Time-resolved ssNMR was not used to track the protein’s full tetrameric structure. That experimental choice highlights one of the NMR technique’s limitations: The 2D spectra can be hard to interpret because the peaks are broad, particularly early on, when the protein is more disordered. Labeling more sites exacerbates the problem; the number of structural features that can be studied at once before the spectra become intractable is therefore limited. Although they could have done additional time-resolved ssNMR measurements with different labeled sites, the authors instead monitored tetramer formation using a less precise real-time fluorescence technique. Those measurements were consistent with tetramers forming along with the helices and dimers instead of the previously accepted sequential folding pathway. The unexpected result will inform theoretical models of protein folding dynamics.

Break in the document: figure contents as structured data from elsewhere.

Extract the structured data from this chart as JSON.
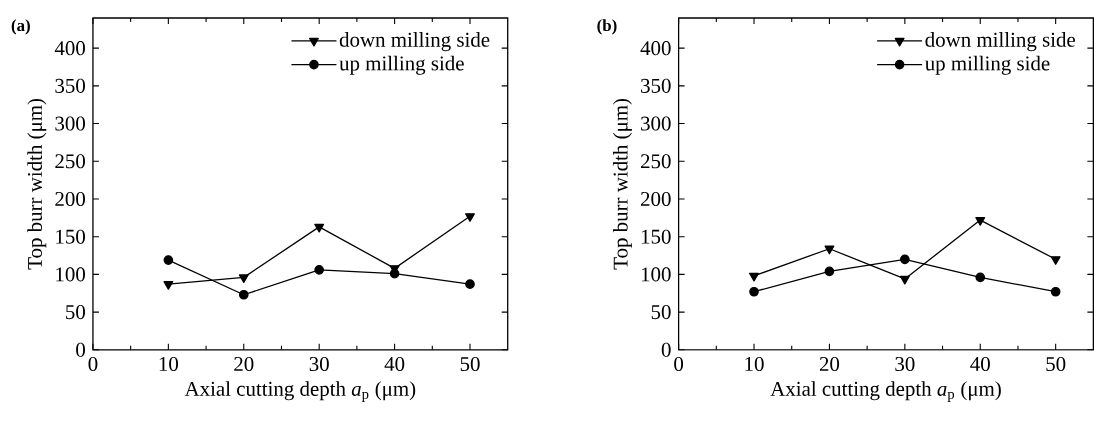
{
  "chart_data": [
    {
      "type": "line",
      "title": "(a)",
      "xlabel": "Axial cutting depth *a*$_{p}$ (μm)",
      "ylabel": "Top burr width (μm)",
      "x": [
        10,
        20,
        30,
        40,
        50
      ],
      "xlim": [
        0,
        55
      ],
      "ylim": [
        0,
        440
      ],
      "xticks": [
        0,
        10,
        20,
        30,
        40,
        50
      ],
      "yticks": [
        0,
        50,
        100,
        150,
        200,
        250,
        300,
        350,
        400
      ],
      "legend": "top right",
      "line_style": "solid",
      "series": [
        {
          "name": "down milling side",
          "color": "#000000",
          "marker": "triangle",
          "values": [
            87,
            96,
            163,
            108,
            177
          ]
        },
        {
          "name": "up milling side",
          "color": "#000000",
          "marker": "circle",
          "values": [
            119,
            73,
            106,
            101,
            87
          ]
        }
      ]
    },
    {
      "type": "line",
      "title": "(b)",
      "xlabel": "Axial cutting depth *a*$_{p}$ (μm)",
      "ylabel": "Top burr width (μm)",
      "x": [
        10,
        20,
        30,
        40,
        50
      ],
      "xlim": [
        0,
        55
      ],
      "ylim": [
        0,
        440
      ],
      "xticks": [
        0,
        10,
        20,
        30,
        40,
        50
      ],
      "yticks": [
        0,
        50,
        100,
        150,
        200,
        250,
        300,
        350,
        400
      ],
      "legend": "top right",
      "line_style": "solid",
      "series": [
        {
          "name": "down milling side",
          "color": "#000000",
          "marker": "triangle",
          "values": [
            98,
            134,
            94,
            172,
            120
          ]
        },
        {
          "name": "up milling side",
          "color": "#000000",
          "marker": "circle",
          "values": [
            77,
            104,
            120,
            96,
            77
          ]
        }
      ]
    }
  ]
}
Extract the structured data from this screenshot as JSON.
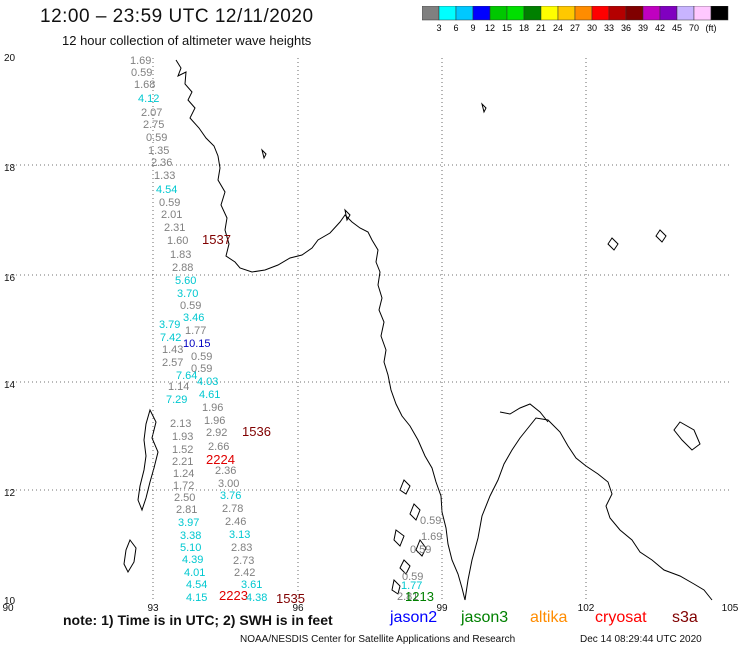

Tycko sees time-resolved ssNMR as complementary to existing ways of studying protein folding. “There are a lot of other great techniques,” he says, “but they don’t give you the same kind of detailed molecular structural information that NMR can give you.” Now that they’ve demonstrated their method, the researchers are extending it to other protein-folding problems, such as complex formation by calmodulin (see Physics Today, May 2006, page 18 ), a ubiquitous protein that can bind to various target proteins in response to changes in calcium concentration.